The race to be the first FDA-approved treatment for nonalcoholic steatohepatitis (NASH) has proven perilous, with pharma after pharma facing clinical defeat. As a result, opportunities to find new potential therapeutic avenues are in abundance.
New York-based Regeneron is one of the companies looking to pave new ground in the disease area, releasing new research last week showing how specific genetic mutations are associated with reductions in liver disease, including NASH. Published in The New England Journal of Medicine, scientists honed in on variations of the CIDEB gene, which is highly expressed in liver cells.
The findings came to light via a genetic analysis conducted by the Regeneron Genetics Center of more than 540,000 people, touted as the largest ever focused on liver health. To arrive at these correlations, the scientists launched a multistep process of linking genetic clues with disease likelihood. First, they estimated the burden of associations between rare alleles, a term for versions of a DNA sequence, and alanine aminotransferase, a biomarker of liver disease. Those estimations were then corroborated by assessing the association between the alleles and aspartate aminotransferase. Lastly, the coding differences were linked to liver disease using electronic health records.

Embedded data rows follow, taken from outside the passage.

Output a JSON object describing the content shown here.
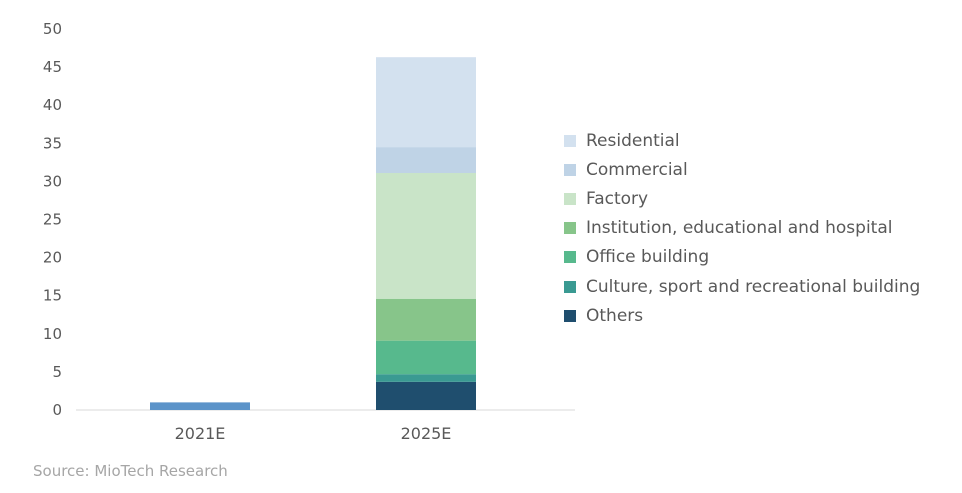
{
  "chart_data": {
    "type": "bar",
    "stacked": true,
    "categories": [
      "2021E",
      "2025E"
    ],
    "series": [
      {
        "name": "Others",
        "color": "#1f4e6e",
        "values": [
          0,
          3.7
        ]
      },
      {
        "name": "Culture, sport and recreational building",
        "color": "#3a9a92",
        "values": [
          0,
          1.0
        ]
      },
      {
        "name": "Office building",
        "color": "#57b98d",
        "values": [
          0,
          4.4
        ]
      },
      {
        "name": "Institution, educational and hospital",
        "color": "#87c58a",
        "values": [
          0,
          5.5
        ]
      },
      {
        "name": "Factory",
        "color": "#c9e4c8",
        "values": [
          0,
          16.5
        ]
      },
      {
        "name": "Commercial",
        "color": "#bfd3e6",
        "values": [
          0,
          3.4
        ]
      },
      {
        "name": "Residential",
        "color": "#d3e1ef",
        "values": [
          0,
          11.8
        ]
      }
    ],
    "total_series": {
      "name": "",
      "color": "#5b93c9",
      "values": [
        1.0,
        null
      ]
    },
    "ylim": [
      0,
      50
    ],
    "yticks": [
      0,
      5,
      10,
      15,
      20,
      25,
      30,
      35,
      40,
      45,
      50
    ],
    "legend_order": [
      "Residential",
      "Commercial",
      "Factory",
      "Institution, educational and hospital",
      "Office building",
      "Culture, sport and recreational building",
      "Others"
    ],
    "legend_position": "right",
    "grid": false,
    "xlabel": "",
    "ylabel": "",
    "title": ""
  },
  "source": "Source: MioTech Research"
}
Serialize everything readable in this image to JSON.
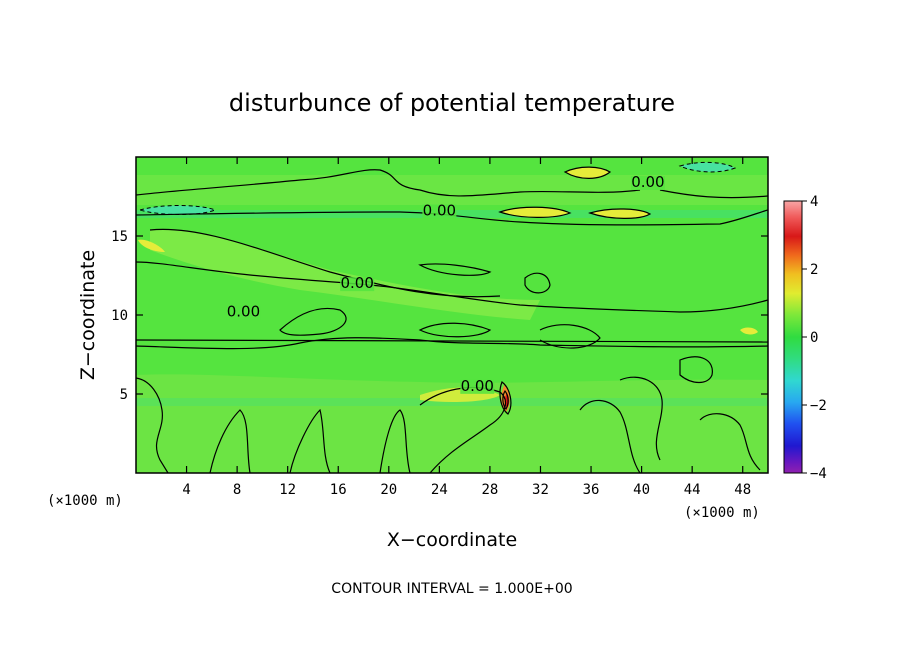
{
  "chart_data": {
    "type": "heatmap",
    "title": "disturbunce of potential temperature",
    "xlabel": "X−coordinate",
    "ylabel": "Z−coordinate",
    "x_unit": "(×1000 m)",
    "y_unit": "(×1000 m)",
    "xlim": [
      0,
      50
    ],
    "ylim": [
      0,
      20
    ],
    "x_ticks": [
      4,
      8,
      12,
      16,
      20,
      24,
      28,
      32,
      36,
      40,
      44,
      48
    ],
    "y_ticks": [
      5,
      10,
      15
    ],
    "contour_interval_text": "CONTOUR INTERVAL = 1.000E+00",
    "colorbar": {
      "min": -4,
      "max": 4,
      "ticks": [
        "4",
        "2",
        "0",
        "−2",
        "−4"
      ]
    },
    "colors": {
      "background": "#55e43f",
      "light_band": "#7cea46",
      "yellow": "#f0ec3c",
      "orange": "#f08c2c",
      "red": "#d81818",
      "cyan": "#40e0a8"
    },
    "contour_labels": [
      {
        "text": "0.00",
        "x": 40.5,
        "y": 18.1
      },
      {
        "text": "0.00",
        "x": 24.0,
        "y": 16.3
      },
      {
        "text": "0.00",
        "x": 17.5,
        "y": 11.7
      },
      {
        "text": "0.00",
        "x": 8.5,
        "y": 9.9
      },
      {
        "text": "0.00",
        "x": 27.0,
        "y": 5.2
      }
    ],
    "features": [
      {
        "kind": "min",
        "x": 4.0,
        "y": 16.6,
        "value": -1
      },
      {
        "kind": "min",
        "x": 45.0,
        "y": 19.0,
        "value": -1
      },
      {
        "kind": "max",
        "x": 34.0,
        "y": 19.0,
        "value": 1
      },
      {
        "kind": "max",
        "x": 31.0,
        "y": 16.5,
        "value": 1
      },
      {
        "kind": "max",
        "x": 38.0,
        "y": 16.4,
        "value": 1
      },
      {
        "kind": "max",
        "x": 0.8,
        "y": 14.4,
        "value": 1
      },
      {
        "kind": "max",
        "x": 27.0,
        "y": 4.5,
        "value": 1
      },
      {
        "kind": "max",
        "x": 29.8,
        "y": 4.8,
        "value": 4
      },
      {
        "kind": "max",
        "x": 48.6,
        "y": 9.0,
        "value": 1
      }
    ]
  }
}
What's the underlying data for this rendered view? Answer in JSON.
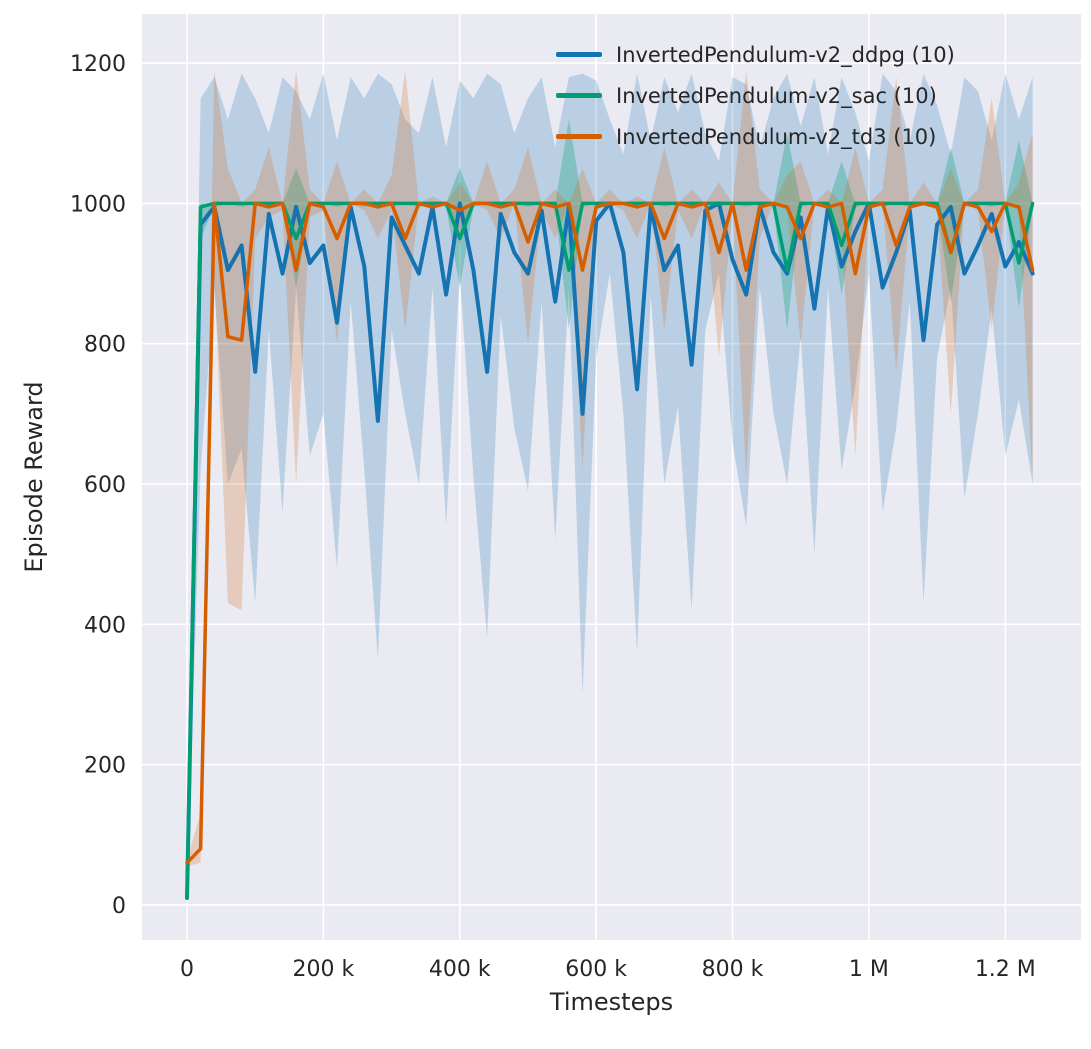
{
  "figure": {
    "background": "#ffffff"
  },
  "axes": {
    "background": "#eaeaf2",
    "grid_color": "#ffffff",
    "tick_color": "#262626",
    "xlabel": "Timesteps",
    "ylabel": "Episode Reward"
  },
  "legend": {
    "entries": [
      {
        "label": "InvertedPendulum-v2_ddpg (10)",
        "color": "#1673b1"
      },
      {
        "label": "InvertedPendulum-v2_sac (10)",
        "color": "#029e73"
      },
      {
        "label": "InvertedPendulum-v2_td3 (10)",
        "color": "#d55e00"
      }
    ]
  },
  "chart_data": {
    "type": "line",
    "title": "",
    "xlabel": "Timesteps",
    "ylabel": "Episode Reward",
    "xlim": [
      -66000,
      1311000
    ],
    "ylim": [
      -50,
      1270
    ],
    "grid": true,
    "legend_position": "upper right",
    "xticks": [
      {
        "value": 0,
        "label": "0"
      },
      {
        "value": 200000,
        "label": "200 k"
      },
      {
        "value": 400000,
        "label": "400 k"
      },
      {
        "value": 600000,
        "label": "600 k"
      },
      {
        "value": 800000,
        "label": "800 k"
      },
      {
        "value": 1000000,
        "label": "1 M"
      },
      {
        "value": 1200000,
        "label": "1.2 M"
      }
    ],
    "yticks": [
      {
        "value": 0,
        "label": "0"
      },
      {
        "value": 200,
        "label": "200"
      },
      {
        "value": 400,
        "label": "400"
      },
      {
        "value": 600,
        "label": "600"
      },
      {
        "value": 800,
        "label": "800"
      },
      {
        "value": 1000,
        "label": "1000"
      },
      {
        "value": 1200,
        "label": "1200"
      }
    ],
    "x": [
      0,
      20000,
      40000,
      60000,
      80000,
      100000,
      120000,
      140000,
      160000,
      180000,
      200000,
      220000,
      240000,
      260000,
      280000,
      300000,
      320000,
      340000,
      360000,
      380000,
      400000,
      420000,
      440000,
      460000,
      480000,
      500000,
      520000,
      540000,
      560000,
      580000,
      600000,
      620000,
      640000,
      660000,
      680000,
      700000,
      720000,
      740000,
      760000,
      780000,
      800000,
      820000,
      840000,
      860000,
      880000,
      900000,
      920000,
      940000,
      960000,
      980000,
      1000000,
      1020000,
      1040000,
      1060000,
      1080000,
      1100000,
      1120000,
      1140000,
      1160000,
      1180000,
      1200000,
      1220000,
      1240000
    ],
    "series": [
      {
        "name": "InvertedPendulum-v2_ddpg (10)",
        "color": "#1673b1",
        "width": 4,
        "band_opacity": 0.22,
        "values": [
          10,
          970,
          995,
          905,
          940,
          760,
          985,
          900,
          995,
          915,
          940,
          830,
          995,
          910,
          690,
          980,
          940,
          900,
          995,
          870,
          1000,
          905,
          760,
          985,
          930,
          900,
          990,
          860,
          995,
          700,
          975,
          1000,
          930,
          735,
          995,
          905,
          940,
          770,
          990,
          1000,
          920,
          870,
          995,
          930,
          900,
          980,
          850,
          995,
          910,
          960,
          1000,
          880,
          930,
          990,
          805,
          970,
          995,
          900,
          940,
          985,
          910,
          945,
          900
        ],
        "band_low": [
          10,
          620,
          880,
          600,
          650,
          430,
          820,
          560,
          880,
          640,
          700,
          480,
          860,
          620,
          350,
          820,
          700,
          600,
          880,
          540,
          900,
          610,
          380,
          840,
          680,
          590,
          860,
          520,
          880,
          300,
          780,
          900,
          700,
          360,
          870,
          600,
          710,
          420,
          820,
          900,
          660,
          540,
          880,
          700,
          600,
          810,
          500,
          880,
          620,
          740,
          900,
          560,
          680,
          860,
          430,
          780,
          880,
          580,
          700,
          850,
          640,
          720,
          600
        ],
        "band_high": [
          10,
          1150,
          1180,
          1120,
          1185,
          1150,
          1100,
          1180,
          1160,
          1120,
          1185,
          1090,
          1180,
          1150,
          1185,
          1170,
          1120,
          1100,
          1180,
          1080,
          1175,
          1150,
          1185,
          1170,
          1100,
          1150,
          1180,
          1080,
          1180,
          1185,
          1175,
          1120,
          1070,
          1185,
          1090,
          1180,
          1130,
          1185,
          1100,
          1060,
          1180,
          1170,
          1080,
          1150,
          1185,
          1110,
          1180,
          1070,
          1180,
          1130,
          1060,
          1185,
          1160,
          1090,
          1185,
          1140,
          1070,
          1180,
          1160,
          1090,
          1185,
          1120,
          1180
        ]
      },
      {
        "name": "InvertedPendulum-v2_sac (10)",
        "color": "#029e73",
        "width": 3.5,
        "band_opacity": 0.3,
        "values": [
          10,
          995,
          1000,
          1000,
          1000,
          1000,
          1000,
          1000,
          950,
          1000,
          1000,
          1000,
          1000,
          1000,
          1000,
          1000,
          1000,
          1000,
          1000,
          1000,
          950,
          1000,
          1000,
          1000,
          1000,
          1000,
          1000,
          1000,
          905,
          1000,
          1000,
          1000,
          1000,
          1000,
          1000,
          1000,
          1000,
          1000,
          1000,
          1000,
          1000,
          1000,
          1000,
          1000,
          905,
          1000,
          1000,
          1000,
          940,
          1000,
          1000,
          1000,
          1000,
          1000,
          1000,
          1000,
          930,
          1000,
          1000,
          1000,
          1000,
          915,
          1000
        ],
        "band_low": [
          8,
          950,
          995,
          1000,
          995,
          1000,
          995,
          1000,
          880,
          995,
          1000,
          995,
          1000,
          995,
          1000,
          995,
          1000,
          995,
          1000,
          995,
          880,
          995,
          1000,
          995,
          1000,
          995,
          1000,
          995,
          820,
          995,
          1000,
          995,
          1000,
          995,
          1000,
          995,
          1000,
          995,
          1000,
          995,
          1000,
          995,
          1000,
          995,
          820,
          995,
          1000,
          995,
          870,
          995,
          1000,
          995,
          1000,
          995,
          1000,
          995,
          860,
          995,
          1000,
          995,
          1000,
          850,
          995
        ],
        "band_high": [
          12,
          1000,
          1000,
          1000,
          1000,
          1000,
          1000,
          1000,
          1050,
          1000,
          1000,
          1000,
          1000,
          1000,
          1000,
          1000,
          1000,
          1000,
          1000,
          1000,
          1050,
          1000,
          1000,
          1000,
          1000,
          1000,
          1000,
          1000,
          1120,
          1000,
          1000,
          1000,
          1000,
          1000,
          1000,
          1000,
          1000,
          1000,
          1000,
          1000,
          1000,
          1000,
          1000,
          1000,
          1100,
          1000,
          1000,
          1000,
          1060,
          1000,
          1000,
          1000,
          1000,
          1000,
          1000,
          1000,
          1080,
          1000,
          1000,
          1000,
          1000,
          1090,
          1000
        ]
      },
      {
        "name": "InvertedPendulum-v2_td3 (10)",
        "color": "#d55e00",
        "width": 3.5,
        "band_opacity": 0.22,
        "values": [
          60,
          80,
          1000,
          810,
          805,
          1000,
          995,
          1000,
          905,
          1000,
          995,
          950,
          1000,
          1000,
          995,
          1000,
          950,
          1000,
          995,
          1000,
          990,
          1000,
          1000,
          995,
          1000,
          945,
          1000,
          995,
          1000,
          905,
          995,
          1000,
          1000,
          995,
          1000,
          950,
          1000,
          995,
          1000,
          930,
          1000,
          905,
          995,
          1000,
          995,
          950,
          1000,
          995,
          1000,
          900,
          995,
          1000,
          940,
          995,
          1000,
          995,
          930,
          1000,
          995,
          960,
          1000,
          995,
          905
        ],
        "band_low": [
          55,
          60,
          900,
          430,
          420,
          950,
          980,
          990,
          600,
          980,
          990,
          800,
          1000,
          990,
          950,
          990,
          820,
          1000,
          990,
          1000,
          940,
          1000,
          990,
          950,
          1000,
          800,
          990,
          950,
          1000,
          620,
          990,
          1000,
          990,
          950,
          1000,
          820,
          990,
          950,
          1000,
          780,
          990,
          610,
          950,
          1000,
          990,
          800,
          1000,
          990,
          950,
          640,
          990,
          1000,
          760,
          990,
          1000,
          990,
          700,
          1000,
          990,
          820,
          1000,
          990,
          600
        ],
        "band_high": [
          65,
          130,
          1190,
          1050,
          1000,
          1020,
          1080,
          1000,
          1190,
          1020,
          1000,
          1060,
          1000,
          1020,
          1000,
          1040,
          1190,
          1000,
          1010,
          1000,
          1030,
          1000,
          1060,
          1000,
          1020,
          1080,
          1000,
          1020,
          1000,
          1050,
          1000,
          1020,
          1000,
          1010,
          1000,
          1080,
          1000,
          1020,
          1000,
          1030,
          1000,
          1190,
          1020,
          1000,
          1040,
          1060,
          1000,
          1020,
          1000,
          1080,
          1000,
          1020,
          1180,
          1000,
          1030,
          1000,
          1050,
          1000,
          1020,
          1150,
          1000,
          1030,
          1100
        ]
      }
    ]
  }
}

Through this analysis, four genes—APOB, ABCB4, SLC30A10 and TM6SF2—were shown to be linked with liver disease. In contrast, tweaks to the CIDEB gene appeared to have a protective effect against liver disease. The association with protection was even stronger against NASH specifically, showing that people who had loss-of-function mutations in one of two copies of CIDEB had a 53% risk reduction for NASH. One important qualifier of the results is that they suffer from a persistent lack of diversity seen in other genetic sequencing studies; the researchers flagged that 96% of genes sequenced were from volunteers of European ancestry.
The researchers also challenged human hepatoma cell lines with oleate, a type of fatty acid, to see how inhibiting the gene impacted the cells. When CIDEB expression was knocked down using siRNA, lipid buildup was prevented, they noted
Luca Lotta, M.D., Ph.D., head of cardiometabolic and musculoskeletal disease genetics at Regeneron, called the findings a “milestone” in the understanding of the genetic foundation of the disease, which is now informing the company’s own pipeline. The drugmaker already has one phase 1 drug aimed at NASH—HSD17B13—that’s being developed in collaboration with Alnylam.
The findings come as company after company faces the clinical pitfalls of NASH. Pfizer most recently joined the list of pharmas to call it quits on another NASH project, joining the likes of Bristol Myers Squibb, Intercept and Metacrine. But Aris Baras, M.D., head of Regeneron’s genetic center, is optimistic that may change.
"The unprecedented protective effect that these CIDEB genetic variants have against liver disease provides us with one of our most exciting targets and potential therapeutic approaches for a notoriously hard-to-treat disease where there are currently no approved treatments," he said in a statement.